How To Be Nominated: Aka you can run, but ..


At last, after Sevo, Amama and Besigye were nominated, we saw Kakya, Bwanika, Mabiriizi, Baryamureeba and Sseya, the curtain-raisers for the elections of next year, get their stamps.

This is a factual, accurate, absolutely honest and scientifically reliable and completely and utterly true transcript of what happened when each of them went into the office with Badru Kiggundu.


Badru: Name?

Candidate: (Gives name)

Badru: So, how can I help you?

Candidate: I have come to be nominated for presidential candidate, please.

Badru: Sorry.

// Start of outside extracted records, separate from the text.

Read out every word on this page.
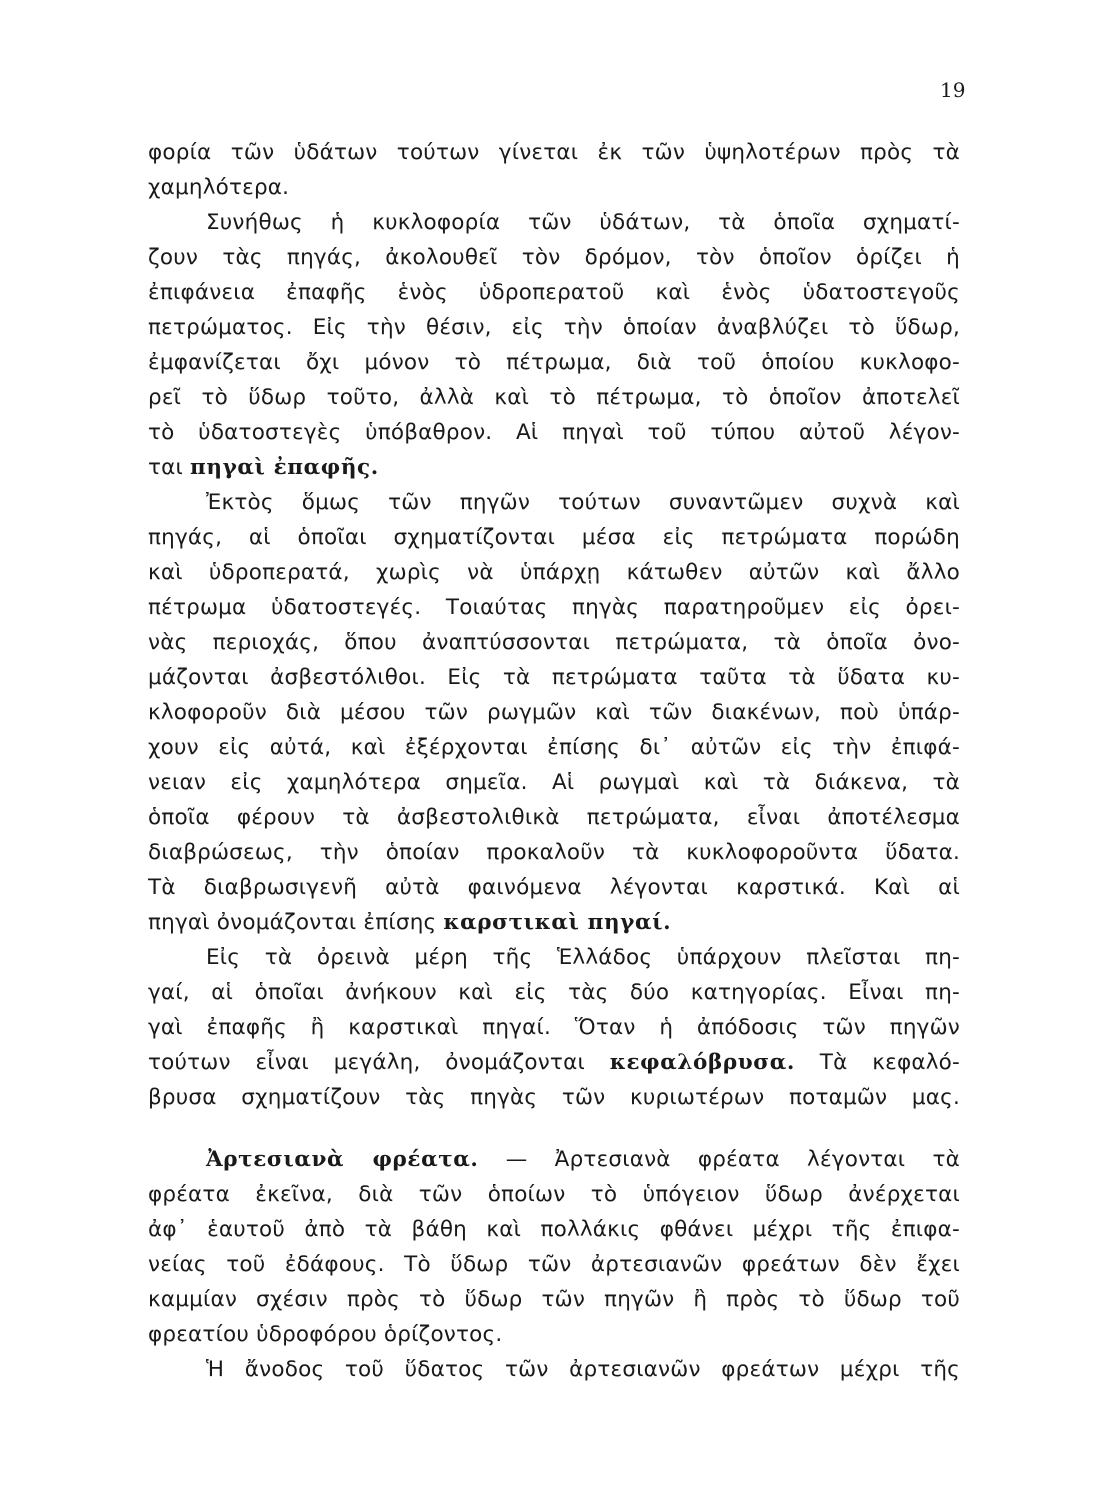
19
φορία τῶν ὑδάτων τούτων γίνεται ἐκ τῶν ὑψηλοτέρων πρὸς τὰ
χαμηλότερα.
Συνήθως ἡ κυκλοφορία τῶν ὑδάτων, τὰ ὁποῖα σχηματί-
ζουν τὰς πηγάς, ἀκολουθεῖ τὸν δρόμον, τὸν ὁποῖον ὁρίζει ἡ
ἐπιφάνεια ἐπαφῆς ἑνὸς ὑδροπερατοῦ καὶ ἑνὸς ὑδατοστεγοῦς
πετρώματος. Εἰς τὴν θέσιν, εἰς τὴν ὁποίαν ἀναβλύζει τὸ ὕδωρ,
ἐμφανίζεται ὄχι μόνον τὸ πέτρωμα, διὰ τοῦ ὁποίου κυκλοφο-
ρεῖ τὸ ὕδωρ τοῦτο, ἀλλὰ καὶ τὸ πέτρωμα, τὸ ὁποῖον ἀποτελεῖ
τὸ ὑδατοστεγὲς ὑπόβαθρον. Αἱ πηγαὶ τοῦ τύπου αὐτοῦ λέγον-
ται πηγαὶ ἐπαφῆς.
Ἐκτὸς ὅμως τῶν πηγῶν τούτων συναντῶμεν συχνὰ καὶ
πηγάς, αἱ ὁποῖαι σχηματίζονται μέσα εἰς πετρώματα πορώδη
καὶ ὑδροπερατά, χωρὶς νὰ ὑπάρχῃ κάτωθεν αὐτῶν καὶ ἄλλο
πέτρωμα ὑδατοστεγές. Τοιαύτας πηγὰς παρατηροῦμεν εἰς ὀρει-
νὰς περιοχάς, ὅπου ἀναπτύσσονται πετρώματα, τὰ ὁποῖα ὀνο-
μάζονται ἀσβεστόλιθοι. Εἰς τὰ πετρώματα ταῦτα τὰ ὕδατα κυ-
κλοφοροῦν διὰ μέσου τῶν ρωγμῶν καὶ τῶν διακένων, ποὺ ὑπάρ-
χουν εἰς αὐτά, καὶ ἐξέρχονται ἐπίσης δι᾽ αὐτῶν εἰς τὴν ἐπιφά-
νειαν εἰς χαμηλότερα σημεῖα. Αἱ ρωγμαὶ καὶ τὰ διάκενα, τὰ
ὁποῖα φέρουν τὰ ἀσβεστολιθικὰ πετρώματα, εἶναι ἀποτέλεσμα
διαβρώσεως, τὴν ὁποίαν προκαλοῦν τὰ κυκλοφοροῦντα ὕδατα.
Τὰ διαβρωσιγενῆ αὐτὰ φαινόμενα λέγονται καρστικά. Καὶ αἱ
πηγαὶ ὀνομάζονται ἐπίσης καρστικαὶ πηγαί.
Εἰς τὰ ὀρεινὰ μέρη τῆς Ἑλλάδος ὑπάρχουν πλεῖσται πη-
γαί, αἱ ὁποῖαι ἀνήκουν καὶ εἰς τὰς δύο κατηγορίας. Εἶναι πη-
γαὶ ἐπαφῆς ἢ καρστικαὶ πηγαί. Ὅταν ἡ ἀπόδοσις τῶν πηγῶν
τούτων εἶναι μεγάλη, ὀνομάζονται κεφαλόβρυσα. Τὰ κεφαλό-
βρυσα σχηματίζουν τὰς πηγὰς τῶν κυριωτέρων ποταμῶν μας.
Ἀρτεσιανὰ φρέατα. — Ἀρτεσιανὰ φρέατα λέγονται τὰ
φρέατα ἐκεῖνα, διὰ τῶν ὁποίων τὸ ὑπόγειον ὕδωρ ἀνέρχεται
ἀφ᾽ ἑαυτοῦ ἀπὸ τὰ βάθη καὶ πολλάκις φθάνει μέχρι τῆς ἐπιφα-
νείας τοῦ ἐδάφους. Τὸ ὕδωρ τῶν ἀρτεσιανῶν φρεάτων δὲν ἔχει
καμμίαν σχέσιν πρὸς τὸ ὕδωρ τῶν πηγῶν ἢ πρὸς τὸ ὕδωρ τοῦ
φρεατίου ὑδροφόρου ὁρίζοντος.
Ἡ ἄνοδος τοῦ ὕδατος τῶν ἀρτεσιανῶν φρεάτων μέχρι τῆς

We are only taking nominations for 2016. Come back another day.

Candidate: I actually want to be nominated for 2016.

Badru: For reals? Shit, man. How boring is your life? You have nothing better to do than to start a gruelling and emotionally punishing four-month journey that will culminate in certain failure? What’s your name again?

Candidate: (Gives name)

Badru: See? You told me your name less than a minute ago. I wrote it down. But I still don’t remember it. And you think you are going to be president. Gerrarahere is a good option.

Candidate: Uganda needs change and if nobody rises up to challenge the status quo, how will we ever see that change?

Badru: Oh,  you think you are special. You think you are special. And you are. Anyone can fail to be president, but it takes a very particular kind of idiot to spend time, money and effort in pursuit of this failure.

Candidate: Just process my forms, please?

Badru: Do you have a manifesto? Somewhere among the tangles of self-delusion that convinced you this wasn’t the worst idea since Diamond Platimums thought, “I don’t need a condom. She is old.” is there a manifesto? What does it say about the environment and wasting trees and making litter?

Candidate: When I become president I will have you fired, Kiggundu. This is not the last you are hearing of me.

Badru: (Signs papers.) Yes it is. Next!